Sunday, November 23, 2008
The paranoid mama
in me is back. Ariel has had a few lymph nodes in her neck for a while now. She has seen a pediatrician twice to ease my mind and two different ones have said "not a thing to worry about". This has been nearly a year & I have been fine. Until the other day. Someone posted about a beautiful little girl with lymphoma. She had the same thing. Her mom was told she was fine. Blood tests came back fine. Yet they find out later she had cancer all along. So now... I want to cry. Not only do I want to cry for that beautiful little seven year old that should be chasing butterflies, playing with her friends, and having the time of her life instead of battling chemo... I want to cry cause I'm paranoid to death about Ariel. I'm sure she's fine. I've made the mistake of using google and does that help? Of course not! We all know that is the WORST thing to do! I've also read to never pay attention to the neck cause it's easy to feel lymph nodes and worry yourself to death (as I am doing). They are small.. pea size... they move around... she's not sick (besides a cold)...she's not in pain... all logic points to a healthy little five year old girl. People have told me this over and over for as long as I can remember... I am my own worst enemy. I just checked her neck and one feels much bigger but then again she was running a fever last night, she has a cold... and it's probably her body fighting infection.. I'm a mess... I swear. I'll be taking her to the doctor again in a couple of weeks if they don't go down.

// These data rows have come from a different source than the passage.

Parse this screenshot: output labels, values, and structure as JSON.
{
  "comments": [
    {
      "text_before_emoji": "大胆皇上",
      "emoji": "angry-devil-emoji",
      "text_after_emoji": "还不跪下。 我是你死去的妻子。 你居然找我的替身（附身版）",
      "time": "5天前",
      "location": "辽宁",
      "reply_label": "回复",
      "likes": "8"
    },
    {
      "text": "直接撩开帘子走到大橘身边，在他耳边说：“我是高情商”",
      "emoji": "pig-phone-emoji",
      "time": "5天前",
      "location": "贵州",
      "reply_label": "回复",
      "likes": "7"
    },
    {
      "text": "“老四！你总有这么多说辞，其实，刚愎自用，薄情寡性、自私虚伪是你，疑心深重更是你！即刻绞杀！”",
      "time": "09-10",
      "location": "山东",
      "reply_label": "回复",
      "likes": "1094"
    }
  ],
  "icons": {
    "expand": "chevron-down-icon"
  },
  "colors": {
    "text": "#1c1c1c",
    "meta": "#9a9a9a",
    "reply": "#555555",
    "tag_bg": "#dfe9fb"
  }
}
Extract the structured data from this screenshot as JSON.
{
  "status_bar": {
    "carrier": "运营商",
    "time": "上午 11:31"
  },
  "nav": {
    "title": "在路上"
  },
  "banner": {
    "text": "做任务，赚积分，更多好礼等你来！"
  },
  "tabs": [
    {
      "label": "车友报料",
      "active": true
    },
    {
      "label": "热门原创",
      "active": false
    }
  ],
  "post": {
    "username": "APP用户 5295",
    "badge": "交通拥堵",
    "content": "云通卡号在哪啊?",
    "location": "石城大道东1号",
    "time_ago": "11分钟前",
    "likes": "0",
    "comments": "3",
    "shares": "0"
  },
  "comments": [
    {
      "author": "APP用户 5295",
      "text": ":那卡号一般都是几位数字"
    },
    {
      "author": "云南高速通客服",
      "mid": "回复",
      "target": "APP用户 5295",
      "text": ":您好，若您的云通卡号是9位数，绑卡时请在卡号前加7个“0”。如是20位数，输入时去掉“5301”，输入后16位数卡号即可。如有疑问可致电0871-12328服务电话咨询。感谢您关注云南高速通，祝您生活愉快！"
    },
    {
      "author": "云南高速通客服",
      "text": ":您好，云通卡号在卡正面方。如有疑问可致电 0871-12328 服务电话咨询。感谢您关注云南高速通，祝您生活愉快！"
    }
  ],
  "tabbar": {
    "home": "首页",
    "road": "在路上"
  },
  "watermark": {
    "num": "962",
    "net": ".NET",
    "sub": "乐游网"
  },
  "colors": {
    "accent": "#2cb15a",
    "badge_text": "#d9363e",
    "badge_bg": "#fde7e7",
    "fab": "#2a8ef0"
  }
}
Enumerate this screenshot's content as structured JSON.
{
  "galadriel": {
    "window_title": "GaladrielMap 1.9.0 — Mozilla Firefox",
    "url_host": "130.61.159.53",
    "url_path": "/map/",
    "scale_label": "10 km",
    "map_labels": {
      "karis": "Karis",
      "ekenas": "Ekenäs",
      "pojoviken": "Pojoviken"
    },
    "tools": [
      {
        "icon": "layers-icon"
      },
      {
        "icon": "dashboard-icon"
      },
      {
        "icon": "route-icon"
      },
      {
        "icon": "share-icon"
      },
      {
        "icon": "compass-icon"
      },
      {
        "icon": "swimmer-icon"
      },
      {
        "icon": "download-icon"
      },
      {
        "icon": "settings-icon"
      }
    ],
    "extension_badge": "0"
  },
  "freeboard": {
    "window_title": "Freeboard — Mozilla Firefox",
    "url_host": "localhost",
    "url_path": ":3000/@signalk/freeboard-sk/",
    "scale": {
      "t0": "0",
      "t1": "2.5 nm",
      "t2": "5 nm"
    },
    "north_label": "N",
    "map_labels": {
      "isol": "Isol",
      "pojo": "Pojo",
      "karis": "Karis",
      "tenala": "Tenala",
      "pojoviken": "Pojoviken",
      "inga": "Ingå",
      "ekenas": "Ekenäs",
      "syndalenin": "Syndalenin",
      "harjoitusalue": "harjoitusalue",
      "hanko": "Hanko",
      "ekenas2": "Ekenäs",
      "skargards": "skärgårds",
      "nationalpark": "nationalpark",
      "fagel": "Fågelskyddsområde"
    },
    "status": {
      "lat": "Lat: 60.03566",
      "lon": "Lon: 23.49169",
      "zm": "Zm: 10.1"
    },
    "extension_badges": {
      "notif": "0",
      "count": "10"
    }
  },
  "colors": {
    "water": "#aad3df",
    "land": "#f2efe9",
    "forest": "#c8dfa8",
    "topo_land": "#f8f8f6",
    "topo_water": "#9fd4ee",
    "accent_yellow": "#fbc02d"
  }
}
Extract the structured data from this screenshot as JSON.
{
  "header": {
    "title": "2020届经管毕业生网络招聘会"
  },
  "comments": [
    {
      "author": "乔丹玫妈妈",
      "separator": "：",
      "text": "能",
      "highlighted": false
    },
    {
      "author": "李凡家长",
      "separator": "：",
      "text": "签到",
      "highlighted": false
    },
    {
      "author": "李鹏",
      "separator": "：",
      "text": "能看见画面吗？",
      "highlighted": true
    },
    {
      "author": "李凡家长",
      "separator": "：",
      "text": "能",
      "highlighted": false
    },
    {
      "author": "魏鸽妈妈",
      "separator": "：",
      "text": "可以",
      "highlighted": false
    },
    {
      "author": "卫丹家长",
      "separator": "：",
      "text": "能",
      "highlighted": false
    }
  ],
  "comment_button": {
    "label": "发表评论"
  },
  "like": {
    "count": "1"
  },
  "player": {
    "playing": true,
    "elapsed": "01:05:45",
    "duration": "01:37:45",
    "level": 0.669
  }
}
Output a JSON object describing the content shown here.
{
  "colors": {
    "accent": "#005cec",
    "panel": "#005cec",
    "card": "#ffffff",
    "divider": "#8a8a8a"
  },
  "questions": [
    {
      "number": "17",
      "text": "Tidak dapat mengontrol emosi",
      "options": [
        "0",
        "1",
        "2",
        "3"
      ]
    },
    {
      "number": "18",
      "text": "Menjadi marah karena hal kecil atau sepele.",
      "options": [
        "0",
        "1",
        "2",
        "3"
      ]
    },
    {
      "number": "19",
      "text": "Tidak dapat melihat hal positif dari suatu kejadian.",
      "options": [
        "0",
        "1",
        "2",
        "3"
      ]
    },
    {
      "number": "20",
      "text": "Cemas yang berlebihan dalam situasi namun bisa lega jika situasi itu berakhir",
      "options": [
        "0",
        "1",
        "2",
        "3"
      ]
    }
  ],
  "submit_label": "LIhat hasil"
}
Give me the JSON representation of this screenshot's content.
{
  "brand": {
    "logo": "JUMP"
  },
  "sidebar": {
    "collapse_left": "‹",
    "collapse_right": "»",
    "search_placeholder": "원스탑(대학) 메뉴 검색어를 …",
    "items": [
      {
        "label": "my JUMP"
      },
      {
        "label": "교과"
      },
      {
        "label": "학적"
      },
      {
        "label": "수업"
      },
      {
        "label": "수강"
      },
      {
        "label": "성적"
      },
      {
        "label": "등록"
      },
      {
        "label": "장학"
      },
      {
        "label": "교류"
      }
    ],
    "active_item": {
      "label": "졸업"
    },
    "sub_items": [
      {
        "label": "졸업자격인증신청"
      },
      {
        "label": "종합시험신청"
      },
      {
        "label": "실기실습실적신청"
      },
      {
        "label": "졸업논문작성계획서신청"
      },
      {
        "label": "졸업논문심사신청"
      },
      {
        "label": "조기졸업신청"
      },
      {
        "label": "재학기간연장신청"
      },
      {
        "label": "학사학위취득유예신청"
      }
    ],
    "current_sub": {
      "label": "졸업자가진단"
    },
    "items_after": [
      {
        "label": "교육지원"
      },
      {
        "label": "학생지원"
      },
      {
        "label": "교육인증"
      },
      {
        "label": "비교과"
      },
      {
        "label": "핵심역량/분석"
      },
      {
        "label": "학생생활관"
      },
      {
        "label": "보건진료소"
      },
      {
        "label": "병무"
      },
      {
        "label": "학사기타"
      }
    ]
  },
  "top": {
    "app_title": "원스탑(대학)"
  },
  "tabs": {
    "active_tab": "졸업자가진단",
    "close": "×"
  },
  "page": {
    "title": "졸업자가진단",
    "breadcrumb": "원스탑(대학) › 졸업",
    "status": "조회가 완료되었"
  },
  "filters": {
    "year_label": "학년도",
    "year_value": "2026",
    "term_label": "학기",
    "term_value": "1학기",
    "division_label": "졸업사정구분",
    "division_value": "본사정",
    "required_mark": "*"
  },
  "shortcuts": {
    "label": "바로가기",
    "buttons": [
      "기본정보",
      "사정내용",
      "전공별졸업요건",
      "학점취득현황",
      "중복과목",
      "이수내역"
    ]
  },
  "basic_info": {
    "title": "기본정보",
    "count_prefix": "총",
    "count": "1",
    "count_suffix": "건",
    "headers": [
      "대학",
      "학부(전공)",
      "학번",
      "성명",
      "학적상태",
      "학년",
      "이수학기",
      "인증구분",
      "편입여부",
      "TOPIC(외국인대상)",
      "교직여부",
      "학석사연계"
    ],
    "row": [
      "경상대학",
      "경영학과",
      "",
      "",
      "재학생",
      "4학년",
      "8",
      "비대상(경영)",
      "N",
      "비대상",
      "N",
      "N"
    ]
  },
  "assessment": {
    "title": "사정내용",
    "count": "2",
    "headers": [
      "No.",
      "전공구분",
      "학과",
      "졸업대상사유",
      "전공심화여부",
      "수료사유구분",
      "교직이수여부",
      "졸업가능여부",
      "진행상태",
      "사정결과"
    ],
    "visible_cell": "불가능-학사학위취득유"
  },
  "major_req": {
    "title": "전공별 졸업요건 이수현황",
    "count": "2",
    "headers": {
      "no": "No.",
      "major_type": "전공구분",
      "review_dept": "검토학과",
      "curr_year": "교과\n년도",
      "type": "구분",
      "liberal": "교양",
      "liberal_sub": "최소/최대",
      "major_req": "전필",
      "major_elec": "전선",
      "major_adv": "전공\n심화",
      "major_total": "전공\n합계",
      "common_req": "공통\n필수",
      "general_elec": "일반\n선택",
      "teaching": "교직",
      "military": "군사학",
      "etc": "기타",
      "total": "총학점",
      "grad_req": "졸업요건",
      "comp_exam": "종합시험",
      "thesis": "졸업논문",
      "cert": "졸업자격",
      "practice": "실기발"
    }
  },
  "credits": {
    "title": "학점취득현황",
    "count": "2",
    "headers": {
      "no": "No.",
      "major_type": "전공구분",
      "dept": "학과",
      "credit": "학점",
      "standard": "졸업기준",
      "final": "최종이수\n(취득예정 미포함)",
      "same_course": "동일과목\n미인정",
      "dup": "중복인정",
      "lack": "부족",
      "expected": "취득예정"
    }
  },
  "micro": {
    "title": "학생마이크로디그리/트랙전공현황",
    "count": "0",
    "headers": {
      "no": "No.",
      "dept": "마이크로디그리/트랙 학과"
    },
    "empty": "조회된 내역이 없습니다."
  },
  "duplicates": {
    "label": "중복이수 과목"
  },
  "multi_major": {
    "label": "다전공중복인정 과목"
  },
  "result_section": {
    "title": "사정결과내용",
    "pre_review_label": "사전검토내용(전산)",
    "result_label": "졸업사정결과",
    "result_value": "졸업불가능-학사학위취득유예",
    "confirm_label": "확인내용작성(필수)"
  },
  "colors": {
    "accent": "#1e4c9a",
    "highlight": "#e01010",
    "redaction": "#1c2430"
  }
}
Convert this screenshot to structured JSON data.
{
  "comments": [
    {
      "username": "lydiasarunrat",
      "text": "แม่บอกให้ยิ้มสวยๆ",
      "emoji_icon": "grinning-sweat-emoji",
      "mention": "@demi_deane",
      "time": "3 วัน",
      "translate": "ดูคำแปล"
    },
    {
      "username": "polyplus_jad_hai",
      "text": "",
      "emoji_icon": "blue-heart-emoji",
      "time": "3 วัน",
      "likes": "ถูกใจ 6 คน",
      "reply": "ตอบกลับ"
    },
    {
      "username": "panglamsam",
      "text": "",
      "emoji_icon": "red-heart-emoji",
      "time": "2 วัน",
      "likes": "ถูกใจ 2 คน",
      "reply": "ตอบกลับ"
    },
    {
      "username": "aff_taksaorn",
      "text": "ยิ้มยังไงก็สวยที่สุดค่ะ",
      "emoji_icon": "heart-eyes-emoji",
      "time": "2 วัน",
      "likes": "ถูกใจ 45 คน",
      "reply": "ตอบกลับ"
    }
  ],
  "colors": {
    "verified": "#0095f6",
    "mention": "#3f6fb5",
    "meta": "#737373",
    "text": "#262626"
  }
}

If I took her right now the doctor would be like, "um.. she's got a cold. This is normal for them to do. duh". I should just go to medical school and become a doctor so I can sit around and annoy the crap out of my family by running tests all day. lol. Someone please tell me why I am so overly paranoid and borderline psychotic when it comes to my children?! I donate money to St. Judes everytime they send me something. I read the stories, look at the pictures, cry my eyes out and say a prayer, and whether we have money to spare or not, I send some. I wish they would find a cure for cancer. It's not fair for ANYONE to have to deal with it... but it's just especially unfair for it to be a child or baby!